As an adult, this became an automatic, unconscious, and crippling protection. While I hid my vulnerabilities well, so too were my warm feelings and my desires concealed. When I wanted to connect with someone, as a friend or a potential partner, I felt terrified of letting down the façade and sometimes couldn’t even figure “how to do it.”

Image of a number of people in silhouette at an aquarium, looking at a wide array of sea creatures.
Georgia Aquarium, by Matt Helbig

This was my coping strategy, this mask, and it worked well. Exquisitely well. People came to appreciate things about my neutrality. They could confide in me things that bothered them. And as I entered the adult working world, I could take on lots and lots of responsibility and I never let on when it was too much or I was struggling. I was rewarded for it, but it made me easier to exploit.

Recently I’ve been thinking about the perils of a coping strategy that is too successful. Coping strategies are the habits, practices, and patterns of being we rely upon to manage stress and pain, often with avoiding or minimizing suffering. A colleague recently distinguished these from true self-care strategies, which I find useful—self-care in this context being about tending and caring for the fullness of myself, even things that feel unpleasant or painful.

We know the coping strategies that are obviously unworkable. These are the ones that leave scars, break apart relationships, consume hours of our time and hundreds of our dollars and leave us feeling emptier and more fragile. The ones that create as many problems as they “solve.”

This time I’m thinking of those coping strategies that work too well, but are still merely containing our suffering rather than relieving it. The tendency to smile and say thank you when inwardly you burn with resentment. The hours spent at work, earning accolades and promotions while your inner life empties out and your home remains a cold, terrifying place. That ability to make people laugh and laugh while inwardly you feel you are dying and desperate for someone to care.

These strategies are pernicious and difficult to surrender. I couldn’t say if they’re easier or harder than the less workable ones, and comparison doesn’t matter. The point is that the person experiencing these, even the people around them, might not see them as problematic. Surrendering these coping strategies might feel irrational but also terrifying. They are the hardened exoskeletons formed around a soft, vulnerable interior, but  this protection also blocks deep nutrition and meaningful connection.

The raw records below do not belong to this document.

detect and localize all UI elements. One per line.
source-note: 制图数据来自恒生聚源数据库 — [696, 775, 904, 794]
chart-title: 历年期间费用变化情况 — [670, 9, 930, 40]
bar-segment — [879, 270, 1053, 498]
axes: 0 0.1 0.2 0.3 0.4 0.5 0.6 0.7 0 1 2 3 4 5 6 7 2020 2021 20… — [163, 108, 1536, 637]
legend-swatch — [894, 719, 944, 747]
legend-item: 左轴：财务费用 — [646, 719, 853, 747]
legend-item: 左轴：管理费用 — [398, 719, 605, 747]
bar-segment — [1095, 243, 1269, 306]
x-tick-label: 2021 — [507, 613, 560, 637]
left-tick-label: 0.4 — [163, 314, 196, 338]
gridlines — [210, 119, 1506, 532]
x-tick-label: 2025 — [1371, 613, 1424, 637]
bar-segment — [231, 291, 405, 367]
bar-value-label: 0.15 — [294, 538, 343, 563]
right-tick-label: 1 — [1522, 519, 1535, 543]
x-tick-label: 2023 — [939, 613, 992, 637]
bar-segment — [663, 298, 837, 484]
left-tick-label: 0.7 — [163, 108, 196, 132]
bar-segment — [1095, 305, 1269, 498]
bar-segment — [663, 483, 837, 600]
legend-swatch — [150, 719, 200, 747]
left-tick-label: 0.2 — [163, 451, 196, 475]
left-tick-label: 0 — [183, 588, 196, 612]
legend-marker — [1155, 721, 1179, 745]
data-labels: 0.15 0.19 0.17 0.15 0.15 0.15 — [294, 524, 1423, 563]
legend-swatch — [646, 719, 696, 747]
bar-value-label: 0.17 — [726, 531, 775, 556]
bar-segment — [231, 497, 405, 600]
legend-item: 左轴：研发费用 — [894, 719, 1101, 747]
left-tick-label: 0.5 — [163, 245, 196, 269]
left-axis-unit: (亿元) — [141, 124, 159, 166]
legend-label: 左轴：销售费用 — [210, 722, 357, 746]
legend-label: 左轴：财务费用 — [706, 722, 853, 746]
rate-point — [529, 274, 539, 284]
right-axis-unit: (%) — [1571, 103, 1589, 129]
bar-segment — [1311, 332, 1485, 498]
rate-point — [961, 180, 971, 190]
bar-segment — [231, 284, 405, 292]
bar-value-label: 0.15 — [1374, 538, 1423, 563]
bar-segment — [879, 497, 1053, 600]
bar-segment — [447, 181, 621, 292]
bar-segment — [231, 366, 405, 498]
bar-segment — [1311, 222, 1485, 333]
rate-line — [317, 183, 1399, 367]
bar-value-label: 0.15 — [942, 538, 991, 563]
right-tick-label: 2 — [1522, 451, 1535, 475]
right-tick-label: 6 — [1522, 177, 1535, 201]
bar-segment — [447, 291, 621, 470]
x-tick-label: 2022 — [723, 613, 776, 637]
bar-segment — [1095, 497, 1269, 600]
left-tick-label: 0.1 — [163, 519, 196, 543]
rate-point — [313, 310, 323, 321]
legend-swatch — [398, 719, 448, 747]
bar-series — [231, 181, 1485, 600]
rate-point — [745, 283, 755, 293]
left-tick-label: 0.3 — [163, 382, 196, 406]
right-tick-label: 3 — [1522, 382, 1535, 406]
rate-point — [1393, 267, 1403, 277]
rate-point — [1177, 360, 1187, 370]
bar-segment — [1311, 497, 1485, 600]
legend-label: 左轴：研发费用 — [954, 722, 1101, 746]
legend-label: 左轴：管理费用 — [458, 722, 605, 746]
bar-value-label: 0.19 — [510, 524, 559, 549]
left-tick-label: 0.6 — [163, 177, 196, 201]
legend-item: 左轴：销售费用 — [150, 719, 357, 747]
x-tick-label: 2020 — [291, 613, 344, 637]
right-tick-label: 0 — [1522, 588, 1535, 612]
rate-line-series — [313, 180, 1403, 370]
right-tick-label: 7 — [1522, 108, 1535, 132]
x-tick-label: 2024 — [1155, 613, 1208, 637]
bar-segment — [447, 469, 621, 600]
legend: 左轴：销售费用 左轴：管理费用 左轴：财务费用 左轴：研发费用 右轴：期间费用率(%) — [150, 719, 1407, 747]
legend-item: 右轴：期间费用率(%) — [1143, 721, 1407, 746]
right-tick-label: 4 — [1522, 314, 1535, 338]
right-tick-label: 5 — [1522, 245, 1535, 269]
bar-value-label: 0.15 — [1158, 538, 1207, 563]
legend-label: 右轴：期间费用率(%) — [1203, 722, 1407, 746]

Indeed, this might be protected even from our conscious selves.

Unfortunately, it is that which is vulnerable that needs liberation from the outworn coping. At some point we need to learn how to take risks, and with whom. My neutrality is not inherently bad, what was problematic was that it had become so automatic it was no longer a choice. Now I can bring that neutrality to situations where it is useful, where my inner responses need containment or time and I need to attend to others. But I have to work harder than I like to share my vulnerability with the people who have earned it.

2 comments on “The Problem of the Successful Coping Strategy

SC says:

How do you know who earns your vulnerability?

The best answer I have is whether a person is more or less consistently able to listen to my thoughts and feelings with compassion and an effort at understanding. It’s a process of taking small risks, seeing how they go, and building trust with a person. Sometimes it’s about risking letting them know what they could do better and seeing how they handle that. If the person is making an honest effort to be more understanding and connecting, they are worth the risk to me. If the person repeatedly makes things about themself and doesn’t change even after I give them feedback, I am less inclined to be vulnerable with them.